L’aérosol organique : formation et caractérisation chimique

L’aérosol organique : formation et caractérisation chimique

Le rôle de ces particules dans l’atmosphère a longtemps été négligé au profit de celui de la phase gazeuse, principal constituant de l’atmosphère. Pourtant entre 3 et 10 milliards de tonnes de matériaux solides sont injectés ou formés dans l’atmosphère chaque année, dont près de la moitié est de nature organique, et y résident en moyenne entre quelques minutes et quelques semaines (Seinfeld et Pandis, 1998). Issus d’une multitude de sources, ces particules solides sont caractérisées par des compositions, des tailles (entre quelques nm et plus de 10 µm) et des niveaux de concentrations très inhomogènes à la fois dans l’espace et dans le temps. La composante carbonée de ces particules est, de toutes les composantes, la moins bien connue et en considérant que (a) la fraction massique des matériaux carbonés est fréquemment la fraction majoritaire pour les fines particules (Dp<2 µm) et que (b) les particules de cette classe de taille sont les plus actives en terme de climat et de santé publique, un important effort doit être entrepris pour mieux caractériser cette fraction.
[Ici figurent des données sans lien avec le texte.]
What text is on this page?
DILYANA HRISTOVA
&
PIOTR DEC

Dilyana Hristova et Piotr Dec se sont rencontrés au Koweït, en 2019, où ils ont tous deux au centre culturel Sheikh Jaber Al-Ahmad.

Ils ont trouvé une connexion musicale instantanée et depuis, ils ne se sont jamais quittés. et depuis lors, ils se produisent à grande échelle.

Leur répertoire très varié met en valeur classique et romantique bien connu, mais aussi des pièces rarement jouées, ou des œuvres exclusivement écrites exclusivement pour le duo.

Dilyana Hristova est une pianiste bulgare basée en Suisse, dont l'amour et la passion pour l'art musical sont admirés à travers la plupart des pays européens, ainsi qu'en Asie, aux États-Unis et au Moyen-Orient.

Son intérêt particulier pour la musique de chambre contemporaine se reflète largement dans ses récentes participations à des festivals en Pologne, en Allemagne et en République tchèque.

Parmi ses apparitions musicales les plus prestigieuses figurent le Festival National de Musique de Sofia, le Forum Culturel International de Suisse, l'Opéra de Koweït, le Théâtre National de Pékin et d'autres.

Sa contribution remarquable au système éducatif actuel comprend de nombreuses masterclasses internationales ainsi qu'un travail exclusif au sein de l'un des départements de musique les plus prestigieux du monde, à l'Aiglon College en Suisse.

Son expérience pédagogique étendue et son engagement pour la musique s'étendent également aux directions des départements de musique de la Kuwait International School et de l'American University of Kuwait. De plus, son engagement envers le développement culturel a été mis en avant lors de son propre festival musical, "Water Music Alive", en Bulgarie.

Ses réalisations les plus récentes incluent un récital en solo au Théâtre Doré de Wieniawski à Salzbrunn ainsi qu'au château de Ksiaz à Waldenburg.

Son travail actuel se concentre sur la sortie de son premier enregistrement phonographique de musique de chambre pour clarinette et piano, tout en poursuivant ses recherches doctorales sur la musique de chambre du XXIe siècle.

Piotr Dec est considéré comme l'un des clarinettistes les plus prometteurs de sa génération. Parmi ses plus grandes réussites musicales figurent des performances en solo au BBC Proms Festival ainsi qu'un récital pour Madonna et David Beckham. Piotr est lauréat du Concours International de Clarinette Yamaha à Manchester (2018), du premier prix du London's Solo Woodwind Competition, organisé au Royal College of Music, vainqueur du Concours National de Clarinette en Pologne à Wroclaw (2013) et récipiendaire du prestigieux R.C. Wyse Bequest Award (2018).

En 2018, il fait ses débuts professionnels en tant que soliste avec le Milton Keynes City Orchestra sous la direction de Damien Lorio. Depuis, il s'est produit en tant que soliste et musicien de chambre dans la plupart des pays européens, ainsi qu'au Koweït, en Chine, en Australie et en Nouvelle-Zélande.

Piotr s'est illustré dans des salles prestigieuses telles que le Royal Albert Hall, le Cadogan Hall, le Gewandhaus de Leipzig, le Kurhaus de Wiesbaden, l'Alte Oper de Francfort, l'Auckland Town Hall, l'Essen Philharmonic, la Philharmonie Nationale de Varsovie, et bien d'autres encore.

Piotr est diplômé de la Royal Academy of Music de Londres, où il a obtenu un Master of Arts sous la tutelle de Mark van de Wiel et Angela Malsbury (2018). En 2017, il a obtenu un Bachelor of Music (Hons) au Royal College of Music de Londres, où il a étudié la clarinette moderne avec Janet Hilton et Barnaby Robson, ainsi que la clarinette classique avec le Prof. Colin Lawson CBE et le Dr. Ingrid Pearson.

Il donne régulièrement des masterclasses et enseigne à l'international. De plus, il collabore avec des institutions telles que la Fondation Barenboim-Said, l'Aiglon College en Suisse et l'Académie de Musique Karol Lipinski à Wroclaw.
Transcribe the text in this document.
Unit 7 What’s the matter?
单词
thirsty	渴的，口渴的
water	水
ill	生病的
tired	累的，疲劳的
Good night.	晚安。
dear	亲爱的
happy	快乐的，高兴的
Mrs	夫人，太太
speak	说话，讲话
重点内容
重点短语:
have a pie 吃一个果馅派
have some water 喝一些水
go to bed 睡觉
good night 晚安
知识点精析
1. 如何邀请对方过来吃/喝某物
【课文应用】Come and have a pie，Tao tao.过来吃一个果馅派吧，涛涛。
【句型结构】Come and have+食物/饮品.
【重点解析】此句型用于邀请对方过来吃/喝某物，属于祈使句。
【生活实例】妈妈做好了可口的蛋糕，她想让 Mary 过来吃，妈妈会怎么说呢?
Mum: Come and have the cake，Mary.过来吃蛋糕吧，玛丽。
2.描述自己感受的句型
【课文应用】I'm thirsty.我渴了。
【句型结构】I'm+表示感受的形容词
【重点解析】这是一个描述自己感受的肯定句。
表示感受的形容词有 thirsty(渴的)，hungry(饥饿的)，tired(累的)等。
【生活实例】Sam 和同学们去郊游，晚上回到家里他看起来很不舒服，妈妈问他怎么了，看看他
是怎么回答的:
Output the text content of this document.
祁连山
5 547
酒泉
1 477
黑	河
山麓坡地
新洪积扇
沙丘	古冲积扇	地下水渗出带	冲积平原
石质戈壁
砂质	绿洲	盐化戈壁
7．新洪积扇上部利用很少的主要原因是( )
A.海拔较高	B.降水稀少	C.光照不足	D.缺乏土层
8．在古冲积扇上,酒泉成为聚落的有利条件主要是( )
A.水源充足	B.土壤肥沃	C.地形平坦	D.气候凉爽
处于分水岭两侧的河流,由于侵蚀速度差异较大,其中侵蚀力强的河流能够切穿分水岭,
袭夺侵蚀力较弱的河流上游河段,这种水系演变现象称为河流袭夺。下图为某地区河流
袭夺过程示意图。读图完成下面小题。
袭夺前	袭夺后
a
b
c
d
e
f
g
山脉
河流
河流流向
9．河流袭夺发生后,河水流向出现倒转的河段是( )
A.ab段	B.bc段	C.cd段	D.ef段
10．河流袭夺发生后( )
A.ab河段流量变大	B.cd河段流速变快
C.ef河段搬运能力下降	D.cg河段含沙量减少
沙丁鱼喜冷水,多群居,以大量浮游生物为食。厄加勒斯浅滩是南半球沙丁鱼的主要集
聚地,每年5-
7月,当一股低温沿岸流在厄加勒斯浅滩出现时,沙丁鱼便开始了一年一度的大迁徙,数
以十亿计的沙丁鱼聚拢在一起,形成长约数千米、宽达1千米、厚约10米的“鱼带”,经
Ce chapitre dresse un état des lieux des connaissances liées à cette fraction carbonée en s’intéressant particulièrement à son cycle de vie et aux récentes avancées analytiques permettant de mieux la caractériser chimiquement. Cette étude s’appuie sur les articles et ouvrages de synthèse suivants : Kanakidou et al. (2005), Sullivan et Prather (2005), McMurry (2000), Seinfeld et Pankow (2003), Delmas et al (2005).

L’aérosol organique dans l’atmosphère

La composante carbonée de l’aérosol est classiquement subdivisée en trois fractions: le Carbone Organique (OC), le Carbone Elémentaire (EC) et les carbonates. Cette dernière fraction est quasi exclusivement associée aux poussières terrigènes. L’EC qui absorbe fortement les radiations appartenant au visible et à l’infrarouge proche est également souvent dénommé « Black Carbon ». L’EC, dont la structure s’apparente à du graphite impur, est émis dans l’atmosphère par les processus de combustion et est considéré comme entièrement non volatil. Ces propriétés, associées à une très grande inertie chimique, en font un traceur des activités anthropiques très efficace. Le Carbone Organique, représentant la fraction majoritaire, peut être décrit comme un agrégat d’une multitude de molécules carbonées aux caractéristiques thermodynamiques et chimiques très variées et d’origines diverses. Cette très grande hétérogénéité rend cette fraction très délicate à caractériser finement, particulièrement en termes de composition. Notons également que la distinction entre EC et OC est difficile à effectuer strictement et il est plus exact de parler de continuum entre ces deux fractions en raison des composés à haut poids moléculaire appartenant à l’OC. Cette distinction est opérationnelle et est actuellement basée sur des considérations de décomposition thermique, l’EC étant défini communément comme la fraction du carbone particulaire résistant à la décomposition quand il est soumis à de fortes températures sous atmosphère inerte. Dans cette étude, nous nous intéresserons exclusivement au carbone organique.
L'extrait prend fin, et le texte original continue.